C appealed against the transfer on the basis that the charges against him had not been 'proved' and that therefore a conviction could not be properly entered.
Held: (allowing the appeal and remitting the case to the District Court for proper pleas to be taken)
Case summary provided by BROOKERS
File number: T001586
Date: 2 November 2000
Court: High Court, Auckland
Judge: Williams J
Key Title: Jurisdiction of the Youth Court - Age; Objects/Principles of the CYPFA (ss 4 and 5); Principles of Youth Justice (s 208), Databank Compulsion Order; Admissibility of statements to Police/police questioning (ss 215-222): Reasonable compliance, Evidence (not including admissibility of statements to police/police questioning)
Summary:
Youth justice - Evidence - Application for orders that accused young person's statement and blood sample be ruled admissible - Fifteen-year-old charged with burglary and sexual violation - Police led to believe accused was an adult and treated him as such - Special protection afforded to young persons - Reasonable compliance - Children, Young Persons, and Their Families Act 1989, ss 2, 4(f)(ii), 208(h), 215, 221(2), 222, 224; Crimes Act 1961, s 344A; Criminal Investigations (Blood Samples) Act 1995.
After a burglary was disturbed in the early hours of 8 April 2000, investigating police found A hiding in the garden of a neighbouring property and took him to the police station for questioning. When asked his age, A told police he was 22 years old when he was only 15. There was nothing about A which suggested to police that the information he had given them was incorrect. A was a sturdy, well-developed young man with every physical appearance of being older than 15 years of age. A's 28-year-old de facto partner, who was pregnant with his child, also told police in her interview that A was 22. Although police gave A the usual cautions, A was not told that he could have a person nominated by him present while his statement was taken.
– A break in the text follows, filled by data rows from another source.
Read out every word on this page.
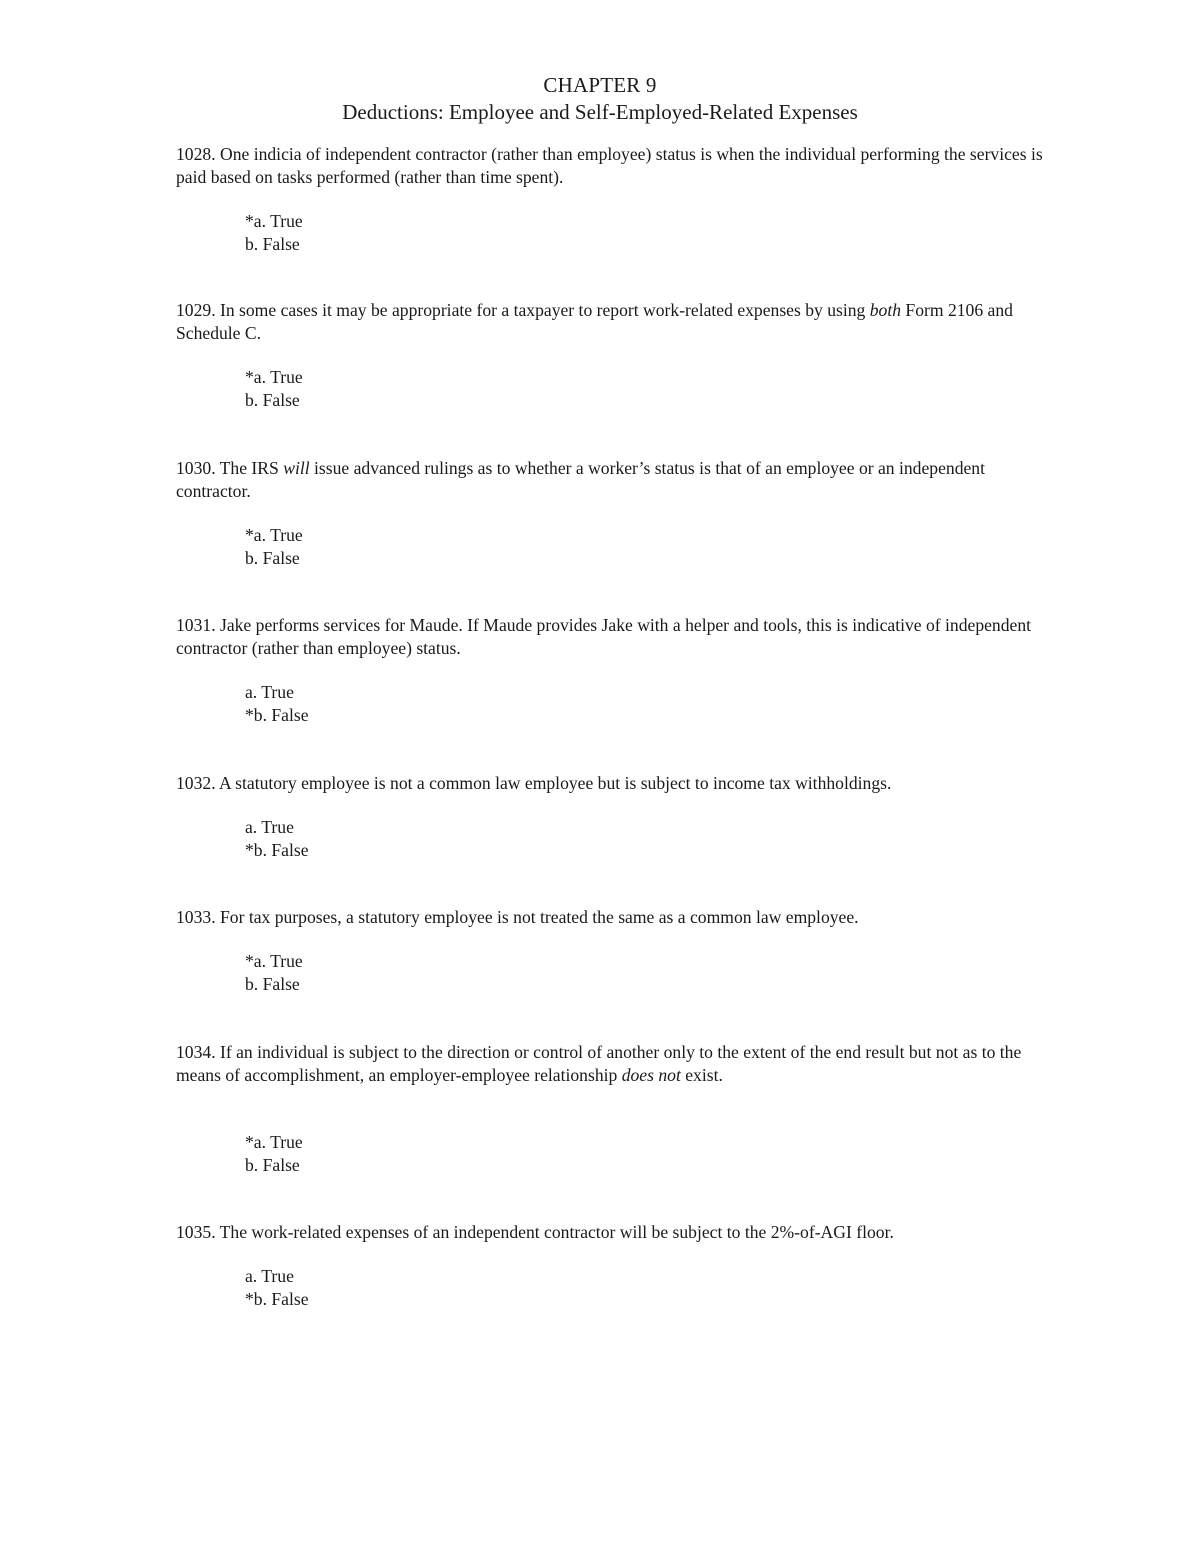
CHAPTER 9
Deductions: Employee and Self-Employed-Related Expenses

1028. One indicia of independent contractor (rather than employee) status is when the individual performing the services is paid based on tasks performed (rather than time spent).

*a. True
b. False

1029. In some cases it may be appropriate for a taxpayer to report work-related expenses by using both Form 2106 and Schedule C.

*a. True
b. False

1030. The IRS will issue advanced rulings as to whether a worker’s status is that of an employee or an independent contractor.

*a. True
b. False

1031. Jake performs services for Maude. If Maude provides Jake with a helper and tools, this is indicative of independent contractor (rather than employee) status.

a. True
*b. False

1032. A statutory employee is not a common law employee but is subject to income tax withholdings.

a. True
*b. False

1033. For tax purposes, a statutory employee is not treated the same as a common law employee.

*a. True
b. False

1034. If an individual is subject to the direction or control of another only to the extent of the end result but not as to the means of accomplishment, an employer-employee relationship does not exist.

*a. True
b. False

1035. The work-related expenses of an independent contractor will be subject to the 2%-of-AGI floor.

a. True
*b. False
The initial statements A made during the course of the morning were exculpatory, and A voluntarily agreed to a blood sample. A's DNA matched a semen sample from an alleged rape committed during a burglary in the same street one month earlier. Consequently, A was charged with sexual violation by rape and burglary. He was permitted to speak to his de facto partner in an interview room before being questioned again. After a half-hour discussion with his partner, A made a statement to police effectively admitting his participation in both burglaries. The police sought an order stating that A's statements and blood sample were admissible. Alternatively, a juvenile compulsion order was sought requiring A to give a blood sample.
[Note: Consistent with the format of the issued judgment, paragraph numbers rather than line numbers are used in this report.]
Held, ruling the statement admissible, the blood sample inadmissible, and granting a juvenile compulsion order:
Cases referred to:
Adoption of T, Re (1992) 10 FRNZ 23, also reported as Re Adoption by Paul and Hauraki [1993] NZFLR 266
Excell v DSW (1990) 7 FRNZ 239; [1991] NZFLR 241
Gaskin v McRoberts (1991) 16 CRNZ 371
Police v C (1998) 16 CRNZ 139
Police v G [1997] 1 NZLR 455; (1996) 3 HRNZ 358
R v Accused (CA311/91) (1991) 8 FRNZ 119; 7 CRNZ 539
R v Irwin [1992] 3 NZLR 119; (1991) 8 FRNZ 487; 8 CRNZ 39
R v T [1999] 2 NZLR 602, also reported as R v Accused (CA302/98) (1998) 17 CRNZ 49 (CA)
Ruka v DSW [1997] 1 NZLR 154; (1996) 14 FRNZ 622; 14 CRNZ 196; [1996] NZFLR 913 (CA)[(2001) 20 FRNZ 205, 207]
Thompson v DSW [1994] 2 NZLR 369; (1993) 11 FRNZ 402
Application:
This was an application for an order that the young person's statement and blood sample were admissible.